Apesar de muitas pessoas usarem a desculpa de estarem alcoolizadas para justificar coisas que disseram ou fizeram, um estudo prova que o álcool não é desculpa para o mau comportamento.

O álcool desinibe, fazendo-nos dizer e fazer coisas que, de outra forma, manteríamos em segredo. Muitas vezes as pessoas bebem para ganhar coragem numa situação exigente. Muitos de nós podem entender o apelo de tomar uma bebida antes de um encontro às cegas ou de um evento social — pode ajudar a acalmar os nervos e cultivar a confiança. Isto porque o álcool tem um efeito que nos faz sentir mais relaxados.

No entanto, os efeitos do álcool não são todos positivos. Talvez você seja o “bêbado feliz”, ou talvez tenha construído a reputação de ser o “bêbado agressivo” que vê mal em tudo depois de uma cerveja.

A relação entre o álcool e o comportamento antissocial está bem documentada. Muitas discussões e brigas vêm de alguém que bebeu demais. Os cientistas acreditam que nos comportamos assim quando bebemos porque interpretamos mal as situações sociais e perdemos empatia.

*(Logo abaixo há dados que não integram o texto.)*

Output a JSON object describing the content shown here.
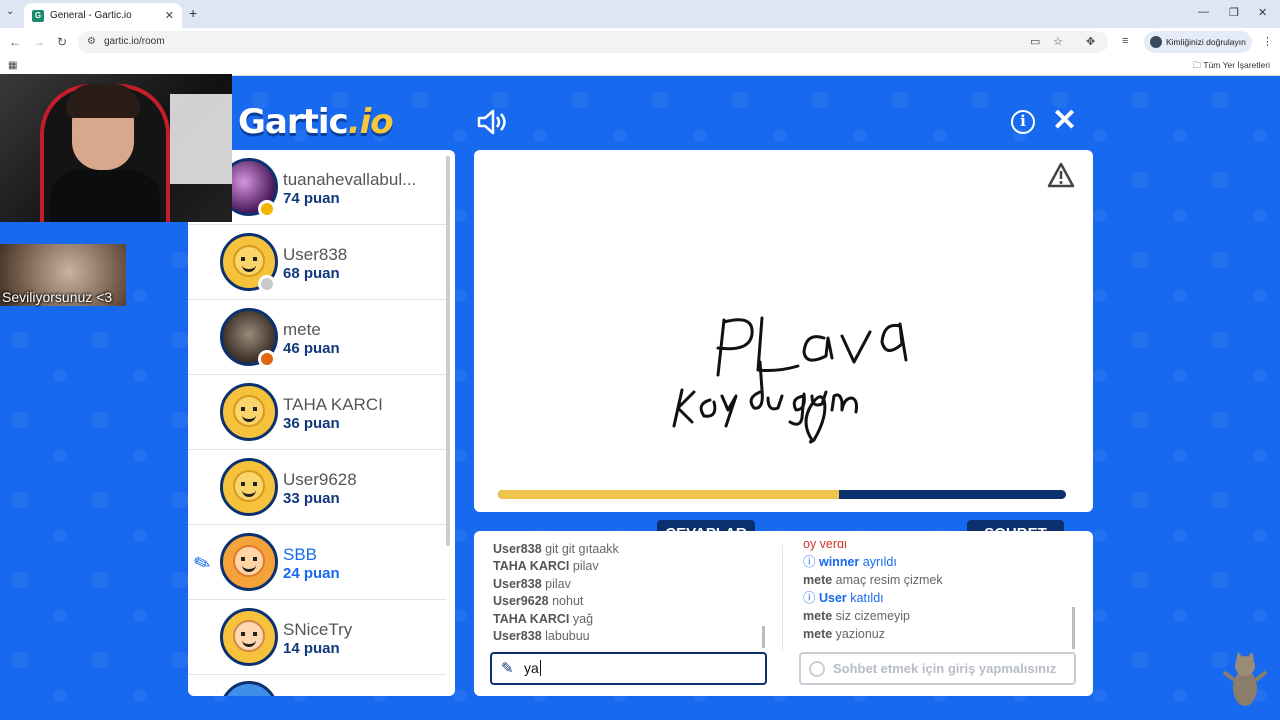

Em essência, quando começamos a arrastar a falar, a nossa capacidade de entender ou compartilhar as emoções dos outros vai pelos ares.

Se alguém fez algo de errado enquanto estava alcoolizado, tendemos a ser mais lenientes, em vez de responsabilizá-los pelas suas ações — e também acabamos por alargar este princípio a nós mesmos.

No entanto, num estudo publicado no mês passado no Journal of Psychopharmacology, os cientistas tentaram traçar uma imagem mais clara de como o consumo de álcool, a empatia e o comportamento moral estão relacionados.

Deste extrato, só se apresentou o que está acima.